On Friday, 4-star defensive tackle De'Asian Richardson flipped from an earlier pledge to former conference rival West Virginia to Louisville. Rated as the nation's 25th best defensive tackle, the product of Orange Park (Fla.) High School, also turned down offers from Alabama, Missouri, Oklahoma, Penn State, South Florida and a host of others.
"At 6-foot-3 and 285 pounds, one of the first things that really jumps out at you about Richardson is how athletic he is -- especially for a kid his size," said Scout.com recruiting analyst Mike Bakas.
Richardson's commitment moved the Cardinals into Scout.com's Top 15 defensive line positional rankings, tied with, ironically, Tennessee for 14th.
Trinity wide receiver James Quick's announcement for Louisville during Saturday's US Army All-American game pushed the Cardinals even higher in the Scout.com team rankings.
The 5-star prospect is rated as the number two receiver in the country. While his final decision came down to Louisville and Ohio State, he also had offers from Alabama, Michigan, Tennessee and nearly everyone else.
Quick put his abilities on display during the All-American game, scoring the game's winning touchdown and being awarded as the event's Most Valuable Player. He finished with 3 catches for 71 yards and the score.
He's the type of player that can make a difference as a true freshman.
"It's a big pickup," said Allen Trieu, a Scout.com National Recruiting Analyst. "He's a five-star guy from right in town, so it would have been tough to see him go to Ohio State. Beyond the local ties, you're talking about a prospect who can come in and play right away, and potentially be a true difference maker throughout his career."
The graduation of Andrell Smith opens a spot amongst Louisville's starting receivers and Scott Kennedy, Scout.com's Director of Scouting, believes that Quick's talent is on par with the Cardinals already talented group of receivers, giving him an opportunity to contribute right away.

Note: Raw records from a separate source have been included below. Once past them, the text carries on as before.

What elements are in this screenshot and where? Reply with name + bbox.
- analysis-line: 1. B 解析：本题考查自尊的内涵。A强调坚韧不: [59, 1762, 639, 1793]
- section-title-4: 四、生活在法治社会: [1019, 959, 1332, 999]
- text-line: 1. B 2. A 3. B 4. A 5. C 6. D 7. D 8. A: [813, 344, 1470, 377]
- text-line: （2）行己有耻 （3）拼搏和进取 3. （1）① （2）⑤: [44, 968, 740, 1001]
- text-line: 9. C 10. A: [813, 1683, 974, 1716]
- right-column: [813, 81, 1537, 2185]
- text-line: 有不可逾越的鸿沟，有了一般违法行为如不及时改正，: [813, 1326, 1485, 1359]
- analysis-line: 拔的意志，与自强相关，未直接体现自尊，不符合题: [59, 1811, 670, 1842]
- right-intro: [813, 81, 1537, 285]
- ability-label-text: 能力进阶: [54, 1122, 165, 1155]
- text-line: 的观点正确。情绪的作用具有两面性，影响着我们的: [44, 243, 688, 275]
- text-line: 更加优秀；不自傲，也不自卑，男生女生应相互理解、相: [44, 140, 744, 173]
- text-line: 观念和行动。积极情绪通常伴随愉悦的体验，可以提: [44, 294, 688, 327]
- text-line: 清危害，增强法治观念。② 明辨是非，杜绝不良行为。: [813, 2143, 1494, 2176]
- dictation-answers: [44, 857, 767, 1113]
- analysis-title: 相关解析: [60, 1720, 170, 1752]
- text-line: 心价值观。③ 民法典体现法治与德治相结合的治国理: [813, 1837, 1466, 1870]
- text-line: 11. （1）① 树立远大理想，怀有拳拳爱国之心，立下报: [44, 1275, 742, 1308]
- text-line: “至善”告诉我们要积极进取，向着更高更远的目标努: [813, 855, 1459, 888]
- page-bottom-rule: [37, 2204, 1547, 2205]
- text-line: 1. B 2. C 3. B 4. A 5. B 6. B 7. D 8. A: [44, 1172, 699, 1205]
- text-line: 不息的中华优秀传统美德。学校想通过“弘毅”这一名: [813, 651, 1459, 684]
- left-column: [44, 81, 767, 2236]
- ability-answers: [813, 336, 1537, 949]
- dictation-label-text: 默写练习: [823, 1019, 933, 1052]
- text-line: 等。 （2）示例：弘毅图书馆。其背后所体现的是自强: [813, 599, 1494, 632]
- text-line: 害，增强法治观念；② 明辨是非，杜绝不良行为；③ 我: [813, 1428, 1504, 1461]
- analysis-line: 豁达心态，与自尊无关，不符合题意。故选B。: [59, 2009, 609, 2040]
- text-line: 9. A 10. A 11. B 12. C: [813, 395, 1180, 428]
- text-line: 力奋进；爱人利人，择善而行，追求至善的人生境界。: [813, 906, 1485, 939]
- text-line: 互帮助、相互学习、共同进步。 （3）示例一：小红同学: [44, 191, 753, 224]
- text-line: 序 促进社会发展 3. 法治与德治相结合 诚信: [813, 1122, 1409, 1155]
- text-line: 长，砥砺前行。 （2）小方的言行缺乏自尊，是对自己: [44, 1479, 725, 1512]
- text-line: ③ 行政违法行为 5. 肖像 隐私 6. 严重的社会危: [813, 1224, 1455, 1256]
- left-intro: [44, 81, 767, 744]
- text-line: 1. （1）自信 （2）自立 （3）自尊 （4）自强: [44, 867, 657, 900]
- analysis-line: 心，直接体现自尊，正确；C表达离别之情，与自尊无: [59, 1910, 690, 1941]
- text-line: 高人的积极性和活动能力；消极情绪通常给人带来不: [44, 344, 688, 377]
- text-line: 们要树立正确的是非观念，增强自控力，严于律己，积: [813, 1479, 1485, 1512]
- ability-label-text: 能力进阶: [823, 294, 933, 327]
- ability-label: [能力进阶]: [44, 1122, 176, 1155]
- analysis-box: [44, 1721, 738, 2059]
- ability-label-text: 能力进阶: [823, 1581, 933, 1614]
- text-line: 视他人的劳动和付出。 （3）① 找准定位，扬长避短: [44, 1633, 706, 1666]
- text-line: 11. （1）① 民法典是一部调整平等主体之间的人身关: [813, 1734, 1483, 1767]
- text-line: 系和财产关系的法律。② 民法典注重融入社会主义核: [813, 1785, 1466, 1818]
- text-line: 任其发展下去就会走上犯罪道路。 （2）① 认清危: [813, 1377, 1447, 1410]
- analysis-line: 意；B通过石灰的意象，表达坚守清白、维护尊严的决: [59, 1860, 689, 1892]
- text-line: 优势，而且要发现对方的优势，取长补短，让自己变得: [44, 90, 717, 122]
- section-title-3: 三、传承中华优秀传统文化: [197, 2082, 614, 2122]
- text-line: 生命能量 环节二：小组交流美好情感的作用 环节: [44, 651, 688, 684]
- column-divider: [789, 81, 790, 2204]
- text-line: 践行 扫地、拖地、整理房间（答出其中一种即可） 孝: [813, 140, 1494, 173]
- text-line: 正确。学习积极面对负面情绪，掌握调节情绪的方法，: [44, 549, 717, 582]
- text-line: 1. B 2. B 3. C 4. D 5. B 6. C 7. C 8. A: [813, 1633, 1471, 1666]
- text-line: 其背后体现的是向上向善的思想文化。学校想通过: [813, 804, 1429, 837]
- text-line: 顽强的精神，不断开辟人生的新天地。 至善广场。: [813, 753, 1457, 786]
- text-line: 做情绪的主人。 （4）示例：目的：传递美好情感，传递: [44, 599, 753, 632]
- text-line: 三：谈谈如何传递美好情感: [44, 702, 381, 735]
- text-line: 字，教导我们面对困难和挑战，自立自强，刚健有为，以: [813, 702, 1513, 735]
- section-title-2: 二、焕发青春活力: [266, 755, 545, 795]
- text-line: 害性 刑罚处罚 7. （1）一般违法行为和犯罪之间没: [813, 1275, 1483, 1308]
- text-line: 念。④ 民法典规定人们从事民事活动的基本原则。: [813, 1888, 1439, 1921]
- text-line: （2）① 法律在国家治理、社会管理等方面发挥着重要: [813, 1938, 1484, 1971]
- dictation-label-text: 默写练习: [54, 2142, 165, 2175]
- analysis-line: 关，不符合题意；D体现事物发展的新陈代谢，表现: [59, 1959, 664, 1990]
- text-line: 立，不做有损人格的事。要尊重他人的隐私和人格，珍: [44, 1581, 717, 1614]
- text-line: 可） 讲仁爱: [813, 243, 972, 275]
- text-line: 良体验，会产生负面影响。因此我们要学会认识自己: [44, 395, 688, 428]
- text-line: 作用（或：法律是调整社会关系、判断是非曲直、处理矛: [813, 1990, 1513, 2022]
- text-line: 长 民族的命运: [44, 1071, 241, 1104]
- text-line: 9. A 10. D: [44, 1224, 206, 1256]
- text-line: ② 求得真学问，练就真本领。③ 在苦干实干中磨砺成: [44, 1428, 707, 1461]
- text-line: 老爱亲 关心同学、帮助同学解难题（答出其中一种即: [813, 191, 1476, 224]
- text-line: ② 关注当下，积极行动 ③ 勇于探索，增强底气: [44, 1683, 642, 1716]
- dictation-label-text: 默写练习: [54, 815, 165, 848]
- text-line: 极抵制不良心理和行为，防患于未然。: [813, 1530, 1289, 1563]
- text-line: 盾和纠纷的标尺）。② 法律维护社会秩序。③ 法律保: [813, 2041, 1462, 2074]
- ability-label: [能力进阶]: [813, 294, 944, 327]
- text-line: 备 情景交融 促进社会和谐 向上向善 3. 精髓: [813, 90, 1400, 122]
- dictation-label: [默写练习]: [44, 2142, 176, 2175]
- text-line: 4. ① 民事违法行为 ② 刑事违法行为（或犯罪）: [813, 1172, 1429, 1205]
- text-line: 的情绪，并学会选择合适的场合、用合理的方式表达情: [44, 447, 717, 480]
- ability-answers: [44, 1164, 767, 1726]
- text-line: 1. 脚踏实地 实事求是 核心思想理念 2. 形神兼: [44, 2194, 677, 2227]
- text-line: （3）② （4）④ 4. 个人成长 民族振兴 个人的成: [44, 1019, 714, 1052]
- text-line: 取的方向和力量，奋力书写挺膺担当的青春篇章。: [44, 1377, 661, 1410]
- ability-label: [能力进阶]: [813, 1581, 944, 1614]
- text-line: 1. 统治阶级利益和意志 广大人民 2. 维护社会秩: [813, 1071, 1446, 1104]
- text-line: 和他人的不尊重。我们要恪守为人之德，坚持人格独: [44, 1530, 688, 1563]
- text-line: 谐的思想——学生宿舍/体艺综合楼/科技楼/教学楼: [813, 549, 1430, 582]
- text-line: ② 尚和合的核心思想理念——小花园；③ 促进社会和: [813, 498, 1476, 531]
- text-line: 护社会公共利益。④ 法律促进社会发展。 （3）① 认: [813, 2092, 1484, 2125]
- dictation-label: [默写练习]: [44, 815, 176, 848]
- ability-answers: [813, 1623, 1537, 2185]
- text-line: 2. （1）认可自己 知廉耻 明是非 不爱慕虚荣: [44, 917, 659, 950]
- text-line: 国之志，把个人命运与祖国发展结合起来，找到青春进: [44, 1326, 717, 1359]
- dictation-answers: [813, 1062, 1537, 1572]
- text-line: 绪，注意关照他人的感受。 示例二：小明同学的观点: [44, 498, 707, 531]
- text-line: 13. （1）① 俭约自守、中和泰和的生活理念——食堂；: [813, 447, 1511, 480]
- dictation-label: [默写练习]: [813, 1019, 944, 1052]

"I think Quick has the ability to come in and make an immediate impact," said Kennedy. "While he'll need to learn the nuances of Louisville's offense, from a size/speed ratio, he'll arguably be the most talented receiver for the Cardinals as soon as he arrives on campus. He has good size and outstanding speed and quickness. He has the lateral movement to play in the slot and the size to play outside. His versatility will give him a chance to contribute in any number of ways for Louisville next season."
Quick became the 13th public commitment for Louisville, lifting the program's overall ranking to 49th. However, U of L's average star rating has climbed to 3.15, which is 24th nationally.
While the overall ranking isn't a headline grabber, the overall star rating is noteworthy. Expected to cap out around 16, this year's recruiting ranking will be somewhat hindered due to the smaller number, making the average star rating, as well as positional ratings, even more telling.
Louisville's highest recruiting ranking since 2009 was two years ago when the 2011 class, highlighted by Teddy Bridgewater, finished 33rd in the nation. During the same stretch, the highest star average for each class was 3.05, also coming two seasons ago.
With it's current star average of 3.15, Louisville's current class is noticeably higher than any class since 2009 and is a clear indicator that Charlie Strong and his staff are filling the team needs with quality, while also bolstering depth in key areas.
While things are certain to continue to change, as national signing day is still a month away, the momentum built by the Louisville program should prove as an indicator that the Cardinals will continue to remain on the rise.